I’m not sure what you mean by “anything,” but the plan is to use a heat pump for both heating and cooling. The climate is fairly mild where I’m building; only a few days below 30 in the winter or above 85 in the summer. If what I’ve read is correct, a heat pump in a mild climate is much cheaper to run than either gas or electric heat, although the upfront cost is higher. A geothermal heat pump would be even cheaper to run, but costs even more to install.

TILE - Get It, use it, do it right this time by all that is holy.

Go to any of the surviving 18th Cent “Union” station houses. Look at the tile. This is NOT a lost art as is the original Stained Glass - the ways to produce this surface have been in continous production for hundreds of years.

Use real stuff - the cheap imitation are exactly that - imitation. It will not produce the same result.

The ironies of building supplies continues - it used to be (get it?) that you had to look to find the stuff, but when you did, you got the good stuff. Now, the stuff is available behind large orange signs in every damed town but the quality is crap.
Back to finding the stuff,

The basics: sealant and moisture - much like baking food - time + materials results in a good install.
My last house I used reall stuff upstairs and the cheap stuff below.
After 20 years, the upstairs has never required grout cleaning - just the same cleaning on the grout (cement) and the tile.
The downstairs was built in 2008 and I have no idea how it has aged.

Those cheap, 8 MIL plastic “drop cloths” do serve one great purpose - they create the “OVEN” in which the water spray is added to the grout and allowed to sit. The clingy plastic wraps around the tile perfectly

Color me baffled.

You’re not the only one!

People have talked about outlets but let me add one more location for you.

Closets. Some building codes prohibit it, but if your area does not they’re excellent for charging hand held vacuums, charging center in the MB closet keeps devices off your nightstand but still close enough to reach if necessary, night lights etc.

I had them in my prior home but they’re against the law here and I miss several of them regularly. We used the MB closet charging station for a neat, out of the way place to recharge batteries for cameras and flashes, and the indirect dim light from a night light in a closet is the perfect balance for me of being able to see if I have to get up balanced with my need for almost total darkness to sleep.
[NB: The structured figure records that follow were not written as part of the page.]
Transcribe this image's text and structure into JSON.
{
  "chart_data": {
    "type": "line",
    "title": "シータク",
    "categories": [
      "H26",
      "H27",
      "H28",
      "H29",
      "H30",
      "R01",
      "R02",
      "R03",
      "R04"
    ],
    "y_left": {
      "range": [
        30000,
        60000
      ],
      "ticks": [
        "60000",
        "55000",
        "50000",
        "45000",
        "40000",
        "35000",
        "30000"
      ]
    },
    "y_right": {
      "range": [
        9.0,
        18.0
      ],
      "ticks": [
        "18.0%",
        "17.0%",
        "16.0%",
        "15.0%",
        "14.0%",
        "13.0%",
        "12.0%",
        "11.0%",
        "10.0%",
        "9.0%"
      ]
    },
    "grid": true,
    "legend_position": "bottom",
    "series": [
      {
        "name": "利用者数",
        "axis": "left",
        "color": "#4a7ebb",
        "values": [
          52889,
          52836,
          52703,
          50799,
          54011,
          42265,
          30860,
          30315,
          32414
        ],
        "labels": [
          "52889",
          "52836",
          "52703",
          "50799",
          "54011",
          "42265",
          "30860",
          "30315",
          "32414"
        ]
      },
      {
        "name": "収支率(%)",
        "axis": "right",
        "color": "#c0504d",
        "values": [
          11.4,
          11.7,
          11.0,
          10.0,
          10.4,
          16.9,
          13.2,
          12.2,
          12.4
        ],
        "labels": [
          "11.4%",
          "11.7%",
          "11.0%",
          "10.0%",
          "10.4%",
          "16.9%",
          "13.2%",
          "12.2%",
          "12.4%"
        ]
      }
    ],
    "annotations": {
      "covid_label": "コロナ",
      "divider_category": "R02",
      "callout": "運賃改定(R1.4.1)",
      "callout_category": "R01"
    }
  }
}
Another possible location for an outlet; next to the toilet. This would be helpful in case you decide to get one of those Japanese toilet seat/bidets. (I think they’re available fo $500 or so, and I’ve heard good things about them but have never experienced one.)

Speaking of closets …

A couple houses ago I redid a good-sized walk-in with those fancy closet cabinets. I don’t remember if this https://www.californiaclosets.com/ was the brand, but it’s certainly the idea. Massively, massively wonderful. Unless you’re real short of stature you can get two levels of hanging clothes, shelves for lots of shoes, drawers and shelves galore, etc. Which massively reduces the number of dressers and such clogging up your room(s).

One of the extra-neat things we did was get a built-in ironing board which pulls out of what looks like a drawer. It’s a bit smaller than a full-sized one, but plenty big enough for ironing clothing. Like this, but IIRC not *quite *as expensive: http://www.rev-a-shelf.com/p-7-drawer-accessories-fold-out-ironing-board-for-bathroomvanity.aspx. Although the cabinets in those pix look about like what we had put in.

The $/SF of that room was scary, but the result was tres chic. And convenient as hell.

One of the harder things I had to do prepping for their install was to add an electrical outlet to the wall in the right place that it’d end up inside a cubby designed to hold the iron, starch spray, etc. Right directly above the drawer where the board pulled out. It was a wall with no power, so I had to tap into wiring in the attic and then run power down inside the wall. Which naturally was an exterior wall which is even more fun to retrofit. Putting in this outlet while the building was going up would have been trivial and costless.

In my current place I wrestle with a conventional ironing board and finding a nearby outlet to plug in an iron. How 1950s primitive and awkward and stupid it feels by comparison.